I have to find the lowest number of multiplications needed to multiply these Matrixes $A_1$ (11x15) $A_2$ (15x8) $A_3$ (8x15) $A_4$ (15x18)
So I did something like $A_1(A_2(A_3A_4)) = 7290$
$(A_1A_2)(A_3A_4)= 5064$
$A_1((A_2A_3)A_4)= 8820$
$((A_1A_2)A_3)A_4=5610$
$(A_1(A_2A_3))A_4)=7245$
So the lowest number would be 5064 Am i doing this wrong?
I checked your results , they are correct.
They are always 3 adjacent matrices products ordered from 1 to 3. Let identify the products by this index, they are 6 but 2 are equivalent.
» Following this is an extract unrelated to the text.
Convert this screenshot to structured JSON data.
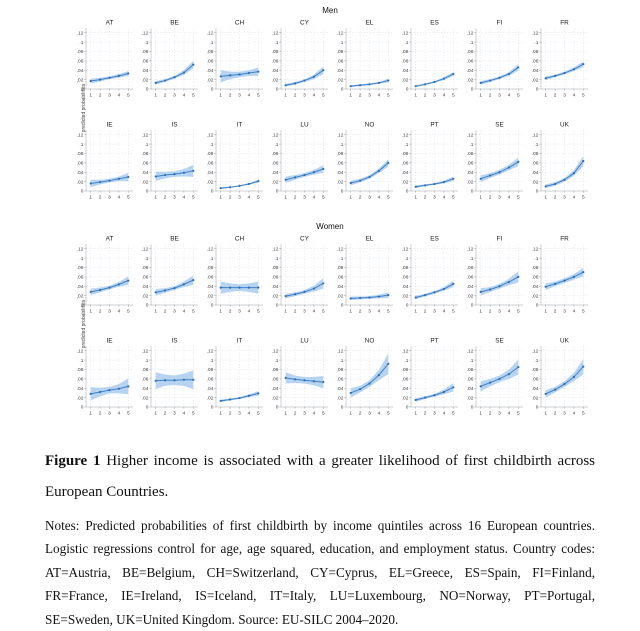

$123$ : $OP[( (M_m^n M_n^p ) M_p^n ) M_n^q] = n mp + OP[( M_m^p M_p^n ) M_n^q] = n mp + p mn + OP[M_m^n M_n^q] = n mp + p mn + n mq$
$132$ : $OP[(M_m^n M_n^p) (M_p^n M_n^q )] = n mp + OP[(M_p^n M_n^q )] = nmp + npq + OP[M_m^p M_p^q ] = n mp + n pq + p mq$
$312$ : $( M_m^n M_n^p ) ( M_p^n M_n^q )$ identical to the previous
$213$ : $OP[(M_m^n ( M_n^p M_p^n )) M_n^q] = p nn + OP[(M_m^n M_n^n ) M_n^q] = p nn + n mn + OP[M_m^n M_n^q ] = p nn + n mn + n mq$
$231$ : $OP[M_m^n ((M_n^p M_p^n) M_n^q))] = p nn + OP[M_m^n (M_n^n) M_n^q)] = p nn + n nq + OP[M_m^n M_n^q] = p nn + n nq + n mq$
$321$ : $OP[M_m^n ( M_n^p ( M_p^n M_n^q ) )] = n pq + OP[M_m^n ( M_n^p M_p^q) ] = n pq + p nq + OP[ M_m^n M_n^q ] = n pq + p nq + n mq$
copy past in scratchpas of firefox and then type (Ctrl+L) to show the result
var res , m=11 , p=8 , n=15 , q= 18 ,
A = n*m*p + p*m*n + n*m*q ,
B = n*m*p + n*p*q + p*m*q ,
C = p*n*n + n*m*n + n*m*q ,
D = p*n*n + n*n*q + n*m*q ,
E = n*p*q + p*n*q + n*m*q ;
res = A+" "+B+" "+C+" "+D+" "+E ;
/*
5610 5064 7245 8820 7290
*/
$(M_m^n M_n^p) (M_p^n M_n^q ) = 5064$ is the lower way to compute, as you found.